Fraud Squad sucked into a time vortex

Funny story written by matwil

Wednesday, 20 May 2009

image for Fraud Squad sucked into a time vortex
'What Fraud Squad investigations, Doctor?'

Inhabitants of London were somewhat surprised today, when the entire Fraud Squad were suddenly sucked into a vortex in the space-time continuum, and blasted millions of miles away into the Duck's Egg Nebula.

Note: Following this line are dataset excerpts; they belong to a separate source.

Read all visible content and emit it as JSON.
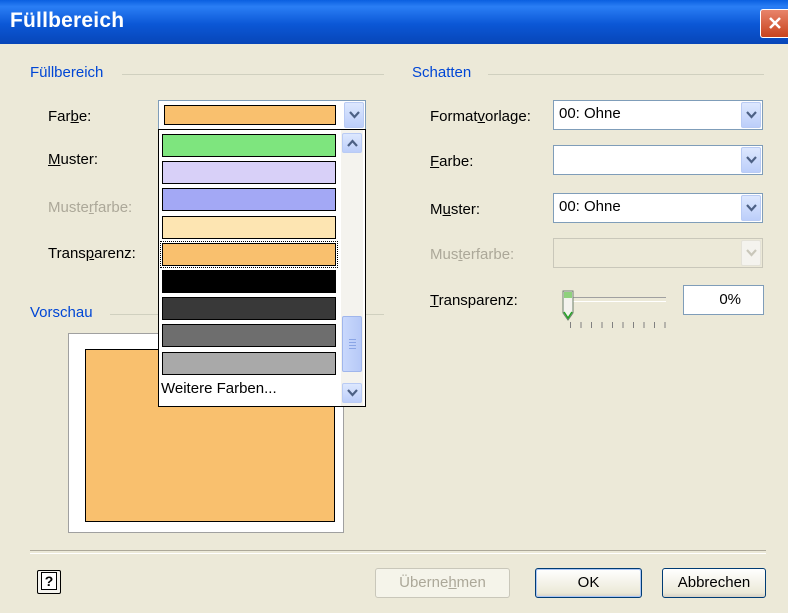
{
  "window": {
    "title": "Füllbereich",
    "close_icon": "close-icon"
  },
  "fill_group": {
    "title": "Füllbereich",
    "color_label": {
      "pre": "Far",
      "u": "b",
      "post": "e:"
    },
    "pattern_label": {
      "pre": "",
      "u": "M",
      "post": "uster:"
    },
    "pattern_color_label": {
      "pre": "Muste",
      "u": "r",
      "post": "farbe:"
    },
    "transparency_label": {
      "pre": "Trans",
      "u": "p",
      "post": "arenz:"
    },
    "selected_color": "#f9c06e"
  },
  "color_dropdown": {
    "items": [
      {
        "color": "#7ee57e"
      },
      {
        "color": "#d8d0f8"
      },
      {
        "color": "#a3a8f5"
      },
      {
        "color": "#fde5b2"
      },
      {
        "color": "#f9c06e",
        "selected": true
      },
      {
        "color": "#000000"
      },
      {
        "color": "#393939"
      },
      {
        "color": "#6e6e6e"
      },
      {
        "color": "#a9a9a9"
      }
    ],
    "more_colors": "Weitere Farben..."
  },
  "preview_group": {
    "title": "Vorschau",
    "shape_color": "#f9c06e"
  },
  "shadow_group": {
    "title": "Schatten",
    "style_label": {
      "pre": "Format",
      "u": "v",
      "post": "orlage:"
    },
    "style_value": "00: Ohne",
    "color_label": {
      "pre": "",
      "u": "F",
      "post": "arbe:"
    },
    "pattern_label": {
      "pre": "M",
      "u": "u",
      "post": "ster:"
    },
    "pattern_value": "00: Ohne",
    "pattern_color_label": {
      "pre": "Mus",
      "u": "t",
      "post": "erfarbe:"
    },
    "transparency_label": {
      "pre": "",
      "u": "T",
      "post": "ransparenz:"
    },
    "transparency_value": "0%",
    "transparency_level": 0
  },
  "buttons": {
    "apply": {
      "pre": "Überne",
      "u": "h",
      "post": "men"
    },
    "ok": "OK",
    "cancel": "Abbrechen",
    "help": "?"
  }
}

Detective Inspector Morose of the Squad had this to say from the planet Xpens: 'One minute we were hot on the trail of hundreds of blatant criminal frauds in West London, and planning to make numerous arrests, when that blasted vortex took the entire Squad away to this planet.'

'And there's not even a freemasons' hall here! So now the frauds will carry on, no arrests and no convictions, it's enough to make me wish I'd become an MP instead of joining the Old Bill.'

The unusual space-time vortex has actually hit London many times before. Earlier this year it took away a certain American pop singer's reputation for molesting children, and replaced it with one of a respectable and bookable family entertainer, and tragically it also took away Gordon Brown MP, along with his ability at quietly running national financial affairs, and brought back a slimy, alien reptile from the Nauseus Galaxy to be put in his place.

Minister for Scaremongering, The Very Reverend Dr Gauleiter Obersturmannfuhrer Professor Commander-in-Chief Vice-Wing Commander Candlestickmaker Ian Paisley, speaking from Belfast, but still managing to be heard in London, said: 'This is abominable! There will be no Pope in London, not if he's visiting and the vortex takes him off to the orange planet of Biliboyz, so every vortex has a silver lining! Excuse me, while I go and throw darts at my picture of Gerry Adams.'

And Mr Adams himself, also clearly heard from Londonderry, added: 'The question is not whether or not the Fraud Squad should have been investigating certain politicians or not, the question is, undoubtedly, one of how many potato famines I can claim expenses for.'

'From the hated, evil, undemocratic, colonising British, and thanks for all the cash, lads! And thanks for inventing democracy and Parliament. And the English language, and football and stout. And a decent legal system, and public transport and jobs in Irish cities, and ...'.

Which of course proved that Mr Adams himself had been sucked into the vortex, and returned in the 17th century, but still just managed to have the ability to claim thousands of pounds from the Ministry of Hypocrisy. 'It's British life, Jim', he said, from his luxury Kensington flat, 'but not as we know it. Beam me up, Scotty, anyone who votes for me must be potty!'

And Detective Morose added: 'You know, maybe I could get used to this Xpens planet - no frauds to investigate, no embezzling to chase up, though I miss the backhanders from the local shopkeepers already.'

'And as for uniformed duty in Parliament, we were making a fortune out of it! I can admit now we were actually helping MPs steal everything that wasn't nailed down to the floor with golden nails - even the nails. Another pina colada, please, Officer Blears.'

The public can only hope that with the removal of the Fraud Squad their taxes won't be stolen by passing Klingons. Or Daleks. Or Speakers.

The funny story above is a satire or parody. It is entirely fictitious.